The artist Mark Bradford in Venice earlier this month
Sunday, April 30, 2017
By Jori Finkel
LOS ANGELES — Mark Bradford, one of America’s most acclaimed painters, could not figure out what to put in the grand rotunda.
This
artist, who is set to represent his country in May at the 2017 Venice
Biennale, found an unusual way of working long-distance. In a warehouse
in South Los Angeles, not far from where he grew up, he created a
full-size model of the Biennale’s United States pavilion, a stately
building with echoes of Monticello. Then he spent the last year testing out his ideas in it.
“This
a Jeffersonian-type space, something you see in state capitols,” he
said, pointing to its central dome. “I wanted it to feel like a ruin,
like we went into a governmental building and started shaking the
rotunda and the plaster started falling off. Our rage made the plaster
fall off the walls.”
With
a nod to its Palladian architecture, Mr. Bradford often calls his
pavilion the White House. As in: “I wanted to bring the White House to
me.”
Sitting on a crate, his long legs extended, Mr. Bradford, 55, was
confronting a pressing concern beyond exhibition plans: How can he
represent the United States abroad at a time when — as a black, gay man
and a self-proclaimed “liberal and progressive thinker” — he no longer
feels represented by his own government.
The broad social changes in America — from the police violence that
ignited the Black Lives Matter movement to the messages of hate that he
feels were unleashed by the November election — fueled a personal sense
of crisis that permeates much of his forthcoming show in Venice, “Tomorrow Is Another Day.”
He
remembered being invited to the Obama White House with other artists
two years ago and feeling that “our voices mattered — fast-forward, and
now they’re talking about cutting the N.E.A.,” he said, shaking his
head.
And,
aware of his own status as an international art star with
million-dollar sales, he expressed concern for those more vulnerable.
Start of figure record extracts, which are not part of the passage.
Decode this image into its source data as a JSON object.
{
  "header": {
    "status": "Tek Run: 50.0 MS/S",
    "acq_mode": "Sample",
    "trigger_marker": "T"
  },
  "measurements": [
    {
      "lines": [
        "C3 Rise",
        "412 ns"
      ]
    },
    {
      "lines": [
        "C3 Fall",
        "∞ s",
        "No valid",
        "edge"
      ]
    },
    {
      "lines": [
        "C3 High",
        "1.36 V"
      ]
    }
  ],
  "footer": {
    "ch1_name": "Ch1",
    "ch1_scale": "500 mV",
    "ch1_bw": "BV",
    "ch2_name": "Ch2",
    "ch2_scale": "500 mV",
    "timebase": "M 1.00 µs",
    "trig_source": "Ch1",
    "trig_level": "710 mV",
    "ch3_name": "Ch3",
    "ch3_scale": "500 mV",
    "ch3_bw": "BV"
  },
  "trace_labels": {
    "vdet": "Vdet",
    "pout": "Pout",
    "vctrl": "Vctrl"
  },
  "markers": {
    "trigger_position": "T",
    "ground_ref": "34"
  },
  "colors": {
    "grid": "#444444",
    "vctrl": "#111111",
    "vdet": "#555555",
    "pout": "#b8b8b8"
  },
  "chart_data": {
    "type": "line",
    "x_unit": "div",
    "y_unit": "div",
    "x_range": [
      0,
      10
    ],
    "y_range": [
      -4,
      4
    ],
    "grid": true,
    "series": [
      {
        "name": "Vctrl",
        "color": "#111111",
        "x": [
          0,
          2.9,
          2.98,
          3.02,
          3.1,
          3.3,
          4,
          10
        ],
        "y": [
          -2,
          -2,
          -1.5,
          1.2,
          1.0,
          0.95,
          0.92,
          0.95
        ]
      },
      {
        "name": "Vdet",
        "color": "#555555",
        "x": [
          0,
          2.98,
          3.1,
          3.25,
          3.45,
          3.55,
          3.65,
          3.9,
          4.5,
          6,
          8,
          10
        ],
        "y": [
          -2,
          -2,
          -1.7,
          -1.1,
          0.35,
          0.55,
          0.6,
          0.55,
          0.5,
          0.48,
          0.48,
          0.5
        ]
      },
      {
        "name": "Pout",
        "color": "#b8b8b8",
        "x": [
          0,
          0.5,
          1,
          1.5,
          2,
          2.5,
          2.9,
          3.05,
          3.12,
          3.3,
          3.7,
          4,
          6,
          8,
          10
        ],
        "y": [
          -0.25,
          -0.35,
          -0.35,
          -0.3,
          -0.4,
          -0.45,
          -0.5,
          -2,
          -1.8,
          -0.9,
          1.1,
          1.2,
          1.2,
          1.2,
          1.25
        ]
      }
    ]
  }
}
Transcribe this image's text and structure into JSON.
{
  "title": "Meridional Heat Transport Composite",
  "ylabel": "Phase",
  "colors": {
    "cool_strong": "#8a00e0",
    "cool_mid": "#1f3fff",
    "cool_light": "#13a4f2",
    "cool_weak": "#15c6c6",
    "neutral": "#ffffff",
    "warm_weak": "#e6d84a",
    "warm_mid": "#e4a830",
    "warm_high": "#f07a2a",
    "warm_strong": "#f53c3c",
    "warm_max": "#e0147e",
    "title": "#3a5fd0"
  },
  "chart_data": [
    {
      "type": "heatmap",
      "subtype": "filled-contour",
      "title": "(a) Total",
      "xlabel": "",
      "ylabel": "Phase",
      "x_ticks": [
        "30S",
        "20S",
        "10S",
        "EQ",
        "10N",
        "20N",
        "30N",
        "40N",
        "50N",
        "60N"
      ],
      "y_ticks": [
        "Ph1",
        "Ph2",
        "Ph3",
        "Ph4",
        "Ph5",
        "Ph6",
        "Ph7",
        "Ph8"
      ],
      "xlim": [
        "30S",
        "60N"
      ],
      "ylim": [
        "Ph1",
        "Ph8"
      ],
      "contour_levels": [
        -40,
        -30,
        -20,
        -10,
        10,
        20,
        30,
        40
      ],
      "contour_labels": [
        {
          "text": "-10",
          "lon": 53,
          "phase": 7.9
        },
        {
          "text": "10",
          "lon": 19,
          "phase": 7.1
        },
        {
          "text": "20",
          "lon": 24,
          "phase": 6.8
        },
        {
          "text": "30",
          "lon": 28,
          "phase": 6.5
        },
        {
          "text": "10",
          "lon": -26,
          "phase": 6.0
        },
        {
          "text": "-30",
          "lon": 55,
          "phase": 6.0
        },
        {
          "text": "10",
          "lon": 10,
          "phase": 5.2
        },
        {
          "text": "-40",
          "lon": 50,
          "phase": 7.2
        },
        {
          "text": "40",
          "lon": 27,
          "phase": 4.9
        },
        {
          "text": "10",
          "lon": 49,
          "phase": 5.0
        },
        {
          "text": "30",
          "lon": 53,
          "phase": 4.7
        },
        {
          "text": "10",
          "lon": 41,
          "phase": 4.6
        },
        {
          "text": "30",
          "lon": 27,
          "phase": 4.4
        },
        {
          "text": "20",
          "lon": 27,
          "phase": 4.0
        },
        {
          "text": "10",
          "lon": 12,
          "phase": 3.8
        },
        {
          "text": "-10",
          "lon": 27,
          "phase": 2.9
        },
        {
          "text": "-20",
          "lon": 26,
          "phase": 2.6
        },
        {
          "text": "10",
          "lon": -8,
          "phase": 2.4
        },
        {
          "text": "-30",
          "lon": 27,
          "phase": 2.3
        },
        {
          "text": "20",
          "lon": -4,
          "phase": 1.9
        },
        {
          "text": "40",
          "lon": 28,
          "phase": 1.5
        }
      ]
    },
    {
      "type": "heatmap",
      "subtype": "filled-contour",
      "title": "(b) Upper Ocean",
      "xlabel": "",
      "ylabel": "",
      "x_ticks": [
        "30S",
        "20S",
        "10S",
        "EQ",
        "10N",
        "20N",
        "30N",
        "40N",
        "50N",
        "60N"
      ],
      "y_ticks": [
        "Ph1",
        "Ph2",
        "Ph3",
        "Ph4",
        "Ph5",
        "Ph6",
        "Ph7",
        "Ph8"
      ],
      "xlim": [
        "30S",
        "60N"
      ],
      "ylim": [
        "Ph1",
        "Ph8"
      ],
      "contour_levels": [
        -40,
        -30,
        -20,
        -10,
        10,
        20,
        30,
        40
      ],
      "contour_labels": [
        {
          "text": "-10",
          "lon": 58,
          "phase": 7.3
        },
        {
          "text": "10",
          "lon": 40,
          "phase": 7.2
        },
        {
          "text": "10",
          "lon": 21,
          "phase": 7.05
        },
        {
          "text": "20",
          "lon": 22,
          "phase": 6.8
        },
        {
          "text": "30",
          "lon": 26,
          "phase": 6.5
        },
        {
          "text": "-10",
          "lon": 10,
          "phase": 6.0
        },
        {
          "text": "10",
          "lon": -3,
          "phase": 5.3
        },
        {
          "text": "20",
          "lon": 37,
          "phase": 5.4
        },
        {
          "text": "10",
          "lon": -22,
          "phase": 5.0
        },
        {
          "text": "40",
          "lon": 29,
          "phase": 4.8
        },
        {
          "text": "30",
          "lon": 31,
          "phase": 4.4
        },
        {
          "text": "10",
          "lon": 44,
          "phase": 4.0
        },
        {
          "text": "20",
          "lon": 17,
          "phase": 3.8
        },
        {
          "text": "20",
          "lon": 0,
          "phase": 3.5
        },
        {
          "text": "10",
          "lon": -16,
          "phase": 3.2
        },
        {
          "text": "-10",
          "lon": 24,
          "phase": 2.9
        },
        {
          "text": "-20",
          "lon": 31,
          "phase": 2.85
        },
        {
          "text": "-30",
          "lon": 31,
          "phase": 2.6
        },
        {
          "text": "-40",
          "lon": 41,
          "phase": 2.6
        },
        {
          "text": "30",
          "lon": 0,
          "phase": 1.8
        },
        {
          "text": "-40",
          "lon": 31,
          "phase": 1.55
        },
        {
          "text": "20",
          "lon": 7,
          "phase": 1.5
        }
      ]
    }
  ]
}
“I felt like a lot of the progress we’ve made to be inclusive, to make
sure young little trans kids are safe, was gone in the blink of an eye,”
he said. “Making this body of work became very, very emotional for me. I
felt I was making it in a house that was burning.”
Mr.
Bradford’s replica, Doric columns and all, gave him a chance to try to
bring something of the Giardini, the Venice park that hosts the national
pavilions, to South Los Angeles and vice versa.
In
the rotunda, he first tried lining the walls with silver paper. Then he
installed a colorful “waterfall” sculpture — a cascade of paper strips.
Finally,
nine or 10 versions in, he realized he needed to “keep it hot, keep it
urgent.” He plastered the walls with what looks like a decaying mural: a
gritty collage of fragmented images from cellphone ads scavenged from
the neighborhood, which target the friends and family of prison inmates.
“Receive calls on your cellphone from jail,” they say — in exchange for
what turn out to be predatory rates.
He
calls the merchant posters “parasitic” for the way they profit from
misfortune. And he sees his work as “a reminder: Don’t forget there are
people in need.”
Judging
from the mock pavilion, the Venice show could be his most urgent
exhibition to date. Inside, his roughly elegant abstract paintings have
erupted into sculpture, and he is pushing the limit of how much personal
and political weight an abstract canvas can actually carry.